Floor Speech: Honoring Senator Mikulski for becoming the longest-serving woman in Congress

Madam President, I am honored to follow my good friend and colleague from the state of Georgia in recognizing the remarkable contributions of Senator Mikulski, now the longest serving woman in the history of the United States Congress.

Today we’ve been joined by many great Marylanders. We’ve had Governor O’Malley, Senator Cardin and former Senator Sarbanes and Senator Mikulski’s own family — her sisters and brother in-law in the gallery. I’m also pleased that we’ve got two of her favorite constituents, my father and my brother, here today as well. They live in Annapolis and they know what I’ve known since childhood when I lived in the suburbs of Baltimore: that Senator Mikulski is a remarkable, tireless, passionate, and effective senator.

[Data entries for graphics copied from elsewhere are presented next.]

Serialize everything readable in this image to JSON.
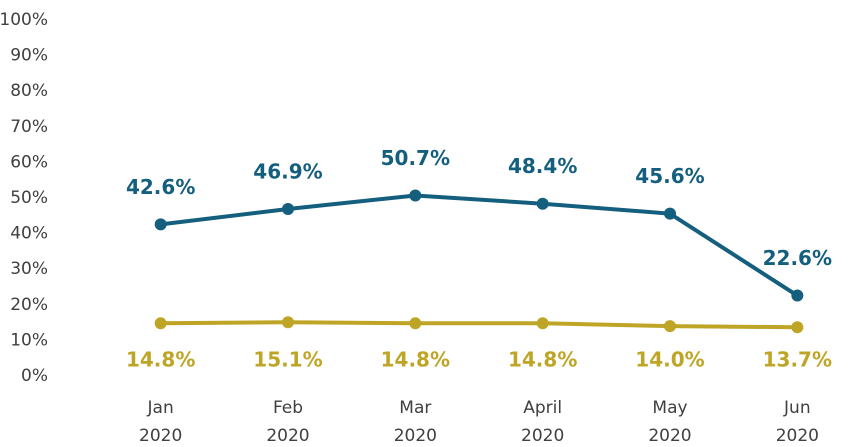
{
  "chart_data": {
    "type": "line",
    "categories": [
      "Jan 2020",
      "Feb 2020",
      "Mar 2020",
      "April 2020",
      "May 2020",
      "Jun 2020"
    ],
    "series": [
      {
        "color": "#145f7e",
        "values": [
          42.6,
          46.9,
          50.7,
          48.4,
          45.6,
          22.6
        ],
        "value_labels": [
          "42.6%",
          "46.9%",
          "50.7%",
          "48.4%",
          "45.6%",
          "22.6%"
        ]
      },
      {
        "color": "#bfa526",
        "values": [
          14.8,
          15.1,
          14.8,
          14.8,
          14.0,
          13.7
        ],
        "value_labels": [
          "14.8%",
          "15.1%",
          "14.8%",
          "14.8%",
          "14.0%",
          "13.7%"
        ]
      }
    ],
    "ylim": [
      0,
      100
    ],
    "yticks": [
      {
        "value": 0,
        "label": "0%"
      },
      {
        "value": 10,
        "label": "10%"
      },
      {
        "value": 20,
        "label": "20%"
      },
      {
        "value": 30,
        "label": "30%"
      },
      {
        "value": 40,
        "label": "40%"
      },
      {
        "value": 50,
        "label": "50%"
      },
      {
        "value": 60,
        "label": "60%"
      },
      {
        "value": 70,
        "label": "70%"
      },
      {
        "value": 80,
        "label": "80%"
      },
      {
        "value": 90,
        "label": "90%"
      },
      {
        "value": 100,
        "label": "100%"
      }
    ],
    "grid": false
  }
}
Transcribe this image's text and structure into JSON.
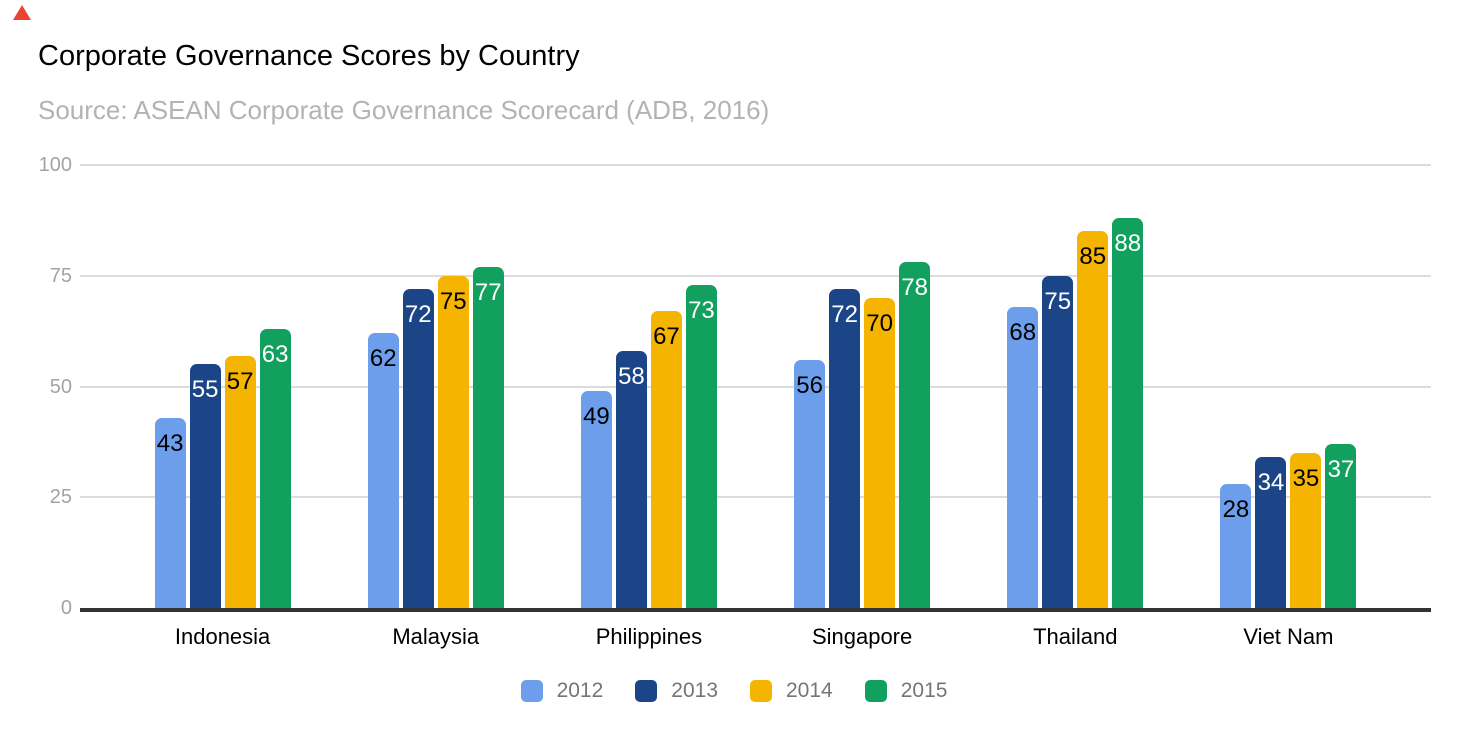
{
  "title": "Corporate Governance Scores by Country",
  "subtitle": "Source: ASEAN Corporate Governance Scorecard (ADB, 2016)",
  "corner_marker": {
    "icon": "red-triangle",
    "color": "#ea4335"
  },
  "colors": {
    "grid": "#dcdcdc",
    "axis": "#333333",
    "y_tick_text": "#a3a3a3",
    "x_label_text": "#000000",
    "legend_text": "#757575",
    "title_text": "#000000",
    "subtitle_text": "#b3b3b3"
  },
  "chart_data": {
    "type": "bar",
    "title": "Corporate Governance Scores by Country",
    "subtitle": "Source: ASEAN Corporate Governance Scorecard (ADB, 2016)",
    "categories": [
      "Indonesia",
      "Malaysia",
      "Philippines",
      "Singapore",
      "Thailand",
      "Viet Nam"
    ],
    "series": [
      {
        "name": "2012",
        "color": "#6d9eeb",
        "label_color": "#000000",
        "values": [
          43,
          62,
          49,
          56,
          68,
          28
        ]
      },
      {
        "name": "2013",
        "color": "#1c4587",
        "label_color": "#ffffff",
        "values": [
          55,
          72,
          58,
          72,
          75,
          34
        ]
      },
      {
        "name": "2014",
        "color": "#f4b400",
        "label_color": "#000000",
        "values": [
          57,
          75,
          67,
          70,
          85,
          35
        ]
      },
      {
        "name": "2015",
        "color": "#12a05e",
        "label_color": "#ffffff",
        "values": [
          63,
          77,
          73,
          78,
          88,
          37
        ]
      }
    ],
    "xlabel": "",
    "ylabel": "",
    "ylim": [
      0,
      100
    ],
    "yticks": [
      0,
      25,
      50,
      75,
      100
    ],
    "grid": true,
    "data_labels": true,
    "legend_position": "bottom"
  }
}
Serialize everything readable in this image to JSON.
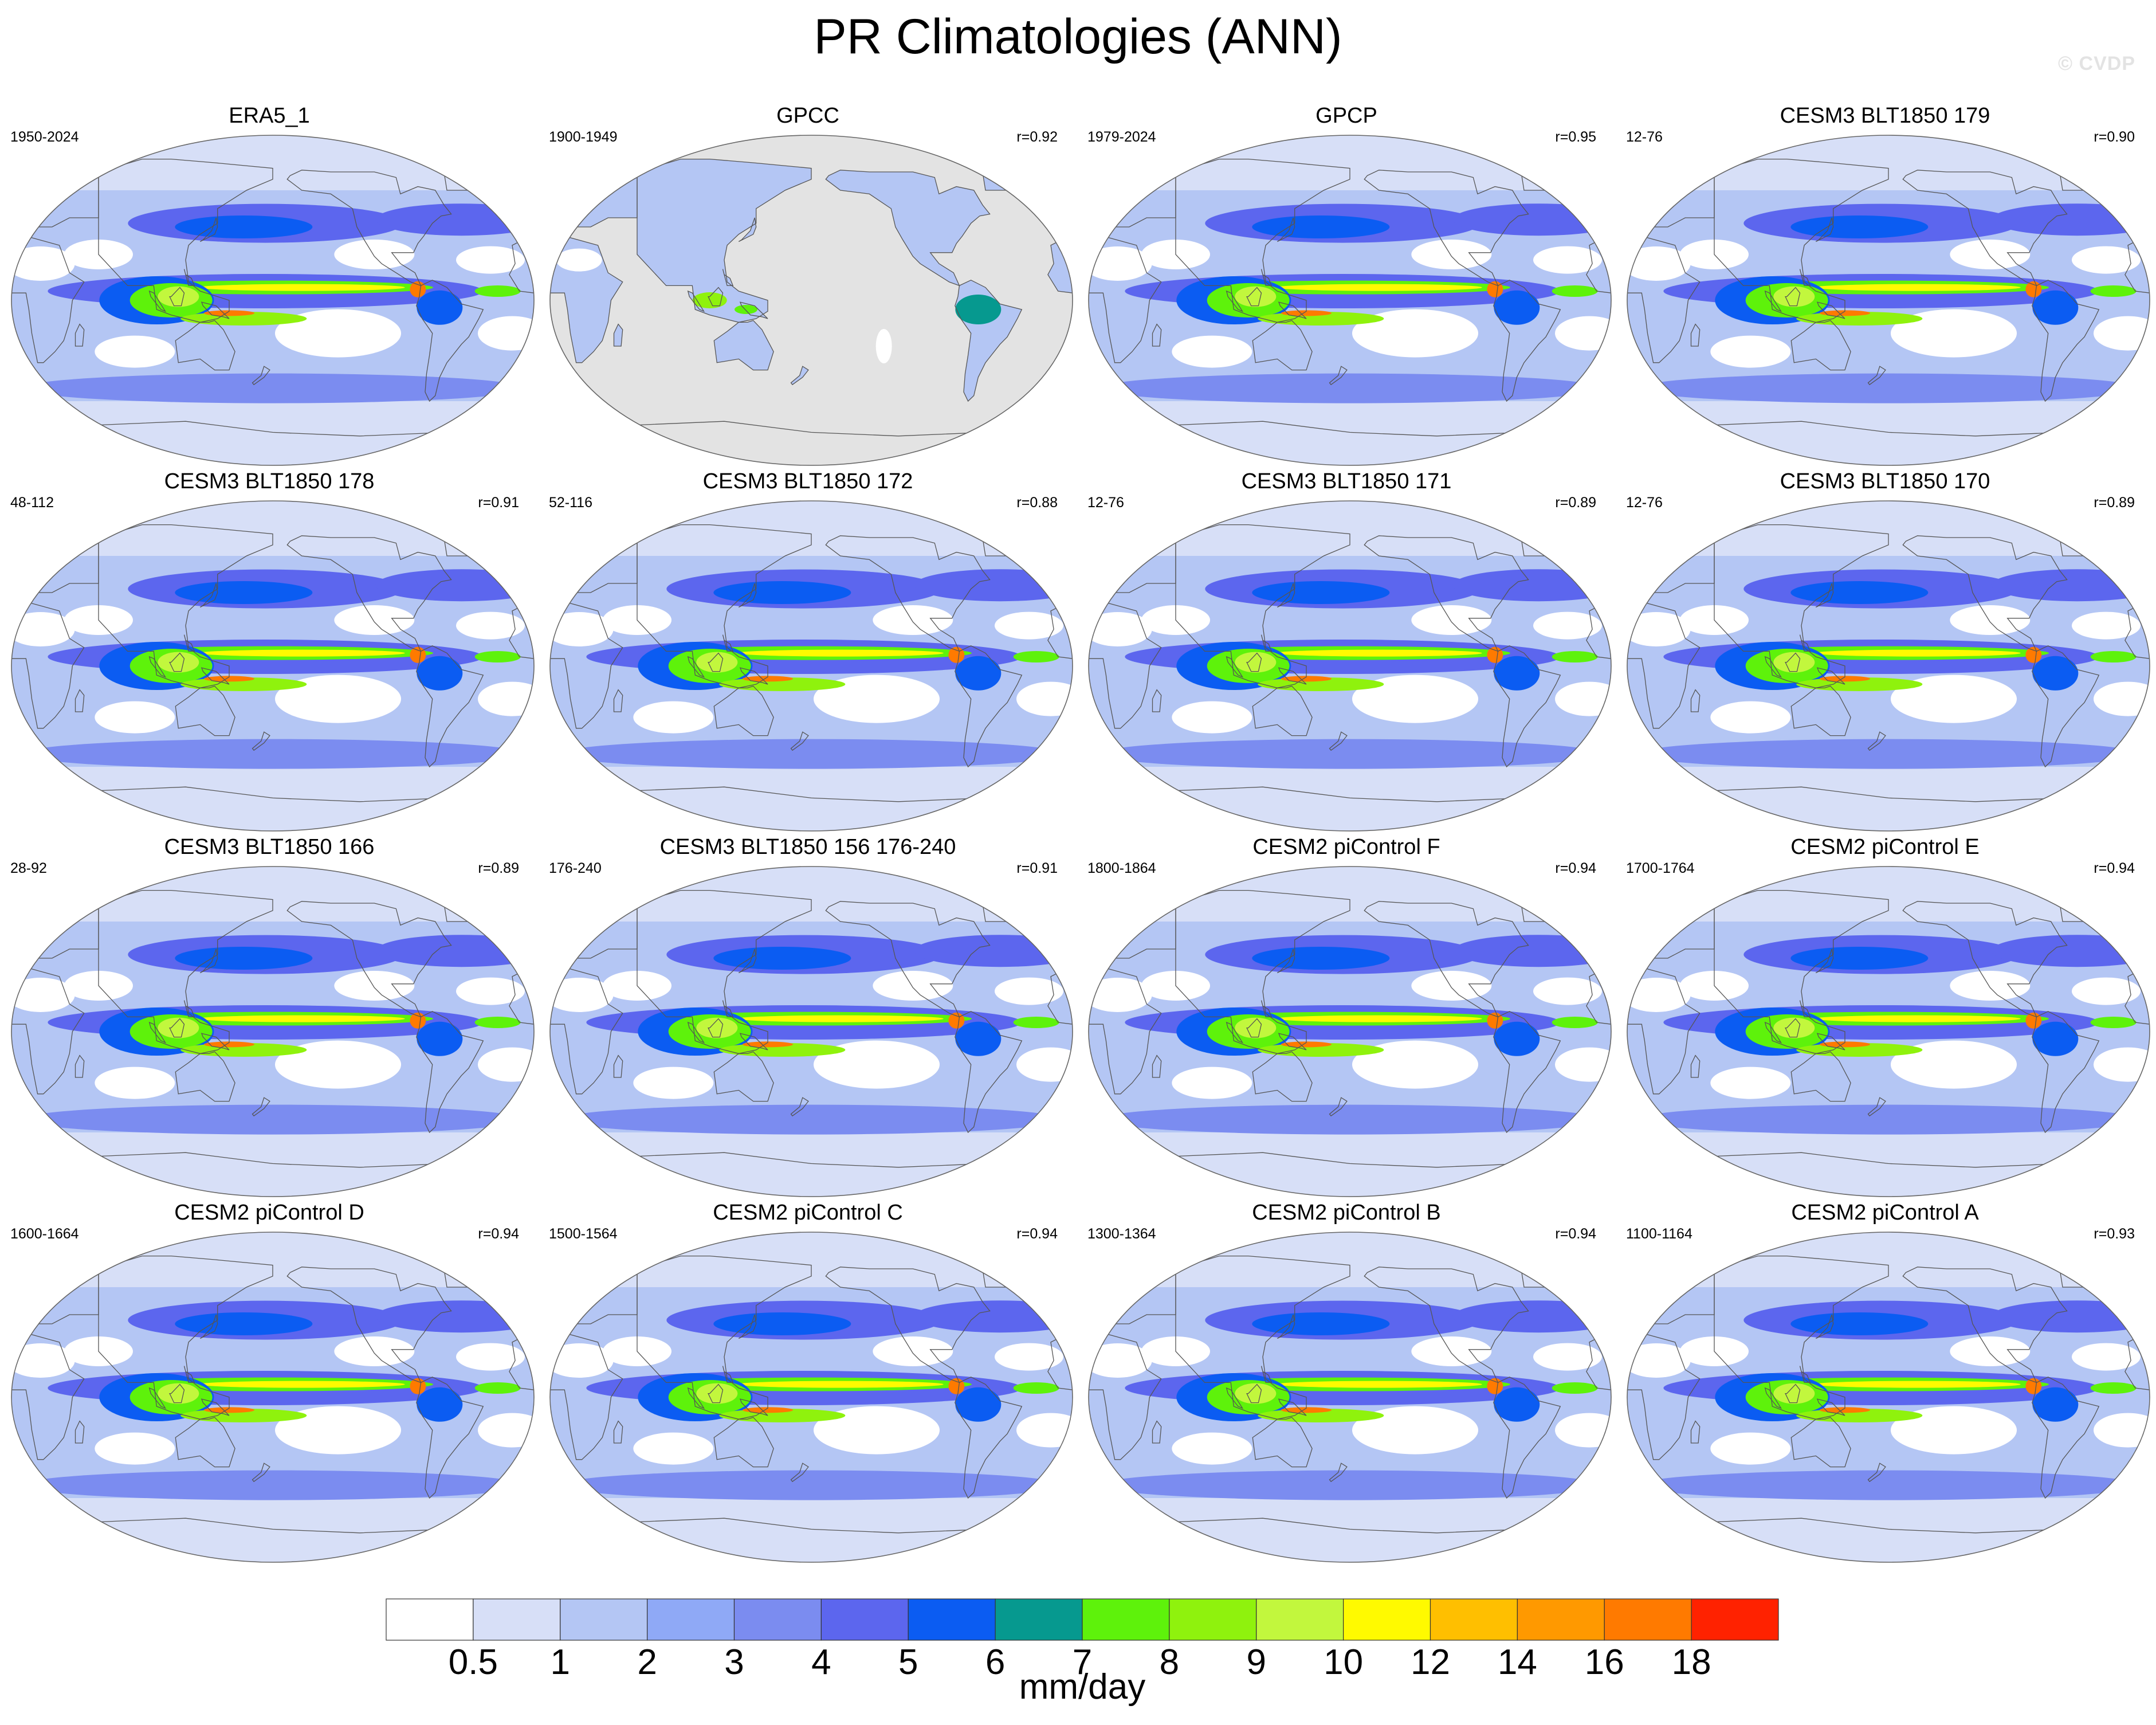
{
  "title": "PR Climatologies (ANN)",
  "watermark": "© CVDP",
  "chart_data": {
    "type": "heatmap",
    "variable": "precipitation rate",
    "season": "ANN",
    "map_projection": "Robinson, centered on the Pacific",
    "units": "mm/day",
    "colorbar": {
      "levels": [
        0.5,
        1,
        2,
        3,
        4,
        5,
        6,
        7,
        8,
        9,
        10,
        12,
        14,
        16,
        18
      ],
      "tick_labels": [
        "0.5",
        "1",
        "2",
        "3",
        "4",
        "5",
        "6",
        "7",
        "8",
        "9",
        "10",
        "12",
        "14",
        "16",
        "18"
      ],
      "colors": [
        "#ffffff",
        "#d7dff7",
        "#b4c6f4",
        "#8fa9f6",
        "#7b8cf0",
        "#5c66ee",
        "#0b5cf2",
        "#06998f",
        "#5ef20b",
        "#8ff20d",
        "#c2f73d",
        "#fffa00",
        "#ffbf00",
        "#ff9900",
        "#ff7a00",
        "#ff2200"
      ],
      "label": "mm/day"
    },
    "panels": [
      {
        "name": "ERA5_1",
        "years": "1950-2024",
        "r": ""
      },
      {
        "name": "GPCC",
        "years": "1900-1949",
        "r": "r=0.92"
      },
      {
        "name": "GPCP",
        "years": "1979-2024",
        "r": "r=0.95"
      },
      {
        "name": "CESM3 BLT1850 179",
        "years": "12-76",
        "r": "r=0.90"
      },
      {
        "name": "CESM3 BLT1850 178",
        "years": "48-112",
        "r": "r=0.91"
      },
      {
        "name": "CESM3 BLT1850 172",
        "years": "52-116",
        "r": "r=0.88"
      },
      {
        "name": "CESM3 BLT1850 171",
        "years": "12-76",
        "r": "r=0.89"
      },
      {
        "name": "CESM3 BLT1850 170",
        "years": "12-76",
        "r": "r=0.89"
      },
      {
        "name": "CESM3 BLT1850 166",
        "years": "28-92",
        "r": "r=0.89"
      },
      {
        "name": "CESM3 BLT1850 156 176-240",
        "years": "176-240",
        "r": "r=0.91"
      },
      {
        "name": "CESM2 piControl F",
        "years": "1800-1864",
        "r": "r=0.94"
      },
      {
        "name": "CESM2 piControl E",
        "years": "1700-1764",
        "r": "r=0.94"
      },
      {
        "name": "CESM2 piControl D",
        "years": "1600-1664",
        "r": "r=0.94"
      },
      {
        "name": "CESM2 piControl C",
        "years": "1500-1564",
        "r": "r=0.94"
      },
      {
        "name": "CESM2 piControl B",
        "years": "1300-1364",
        "r": "r=0.94"
      },
      {
        "name": "CESM2 piControl A",
        "years": "1100-1164",
        "r": "r=0.93"
      }
    ]
  }
}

Reference has been made to her start as a community organizer — someone who saved Fells Point from a 16-lane superhighway. Someone who wasn’t afraid to get into the gritty issues of a local community, standing up for folks who didn’t have anyone to fight for them. We’ve also heard about her early years as a social worker, helping folks in need understand the programs available to them and then fighting for the programs that should have been available to them.

It’s no surprise to any of us that the district she first represented in the House of Representatives — the 3rd — is known as a steel district, where lots of men and women worked in the Bethlehem steel plant, and it’s no surprise that she’s earned a reputation here in the Senate as a woman of steel who fights for manufacturers, who fights for federal workers, who fights for Western Maryland, who fights for poultry on the peninsula and the Eastern Shore of Maryland, who fights for her constituents day-in and day-out.

It is indeed just that in this Women’s History Month that we would be recognizing Senator Barbara Mikulski who has stood up for Maryland each and every day.

And though, like me, she comes up a little short every time she stands, she stands incredibly tall in the company of senators throughout American history. She is someone whose passion for people, whose determination to continue in the tradition of her father — that fair-deal grocer — who asks every day that simple question: “how can I help?” And then gets busy answering it.

She is a role model for me, for all of us, for my daughter, for my family, for our community. She’s the only senator who I’ve heard say to me — fiercely, before going on a vote on the floor — “to the barricades.” She’s the only person who could say that and mean it.

She’s been at the barricades of justice. She’s been at the barricades of service. She’s been at the barricades of making a difference, and for that, we are all grateful.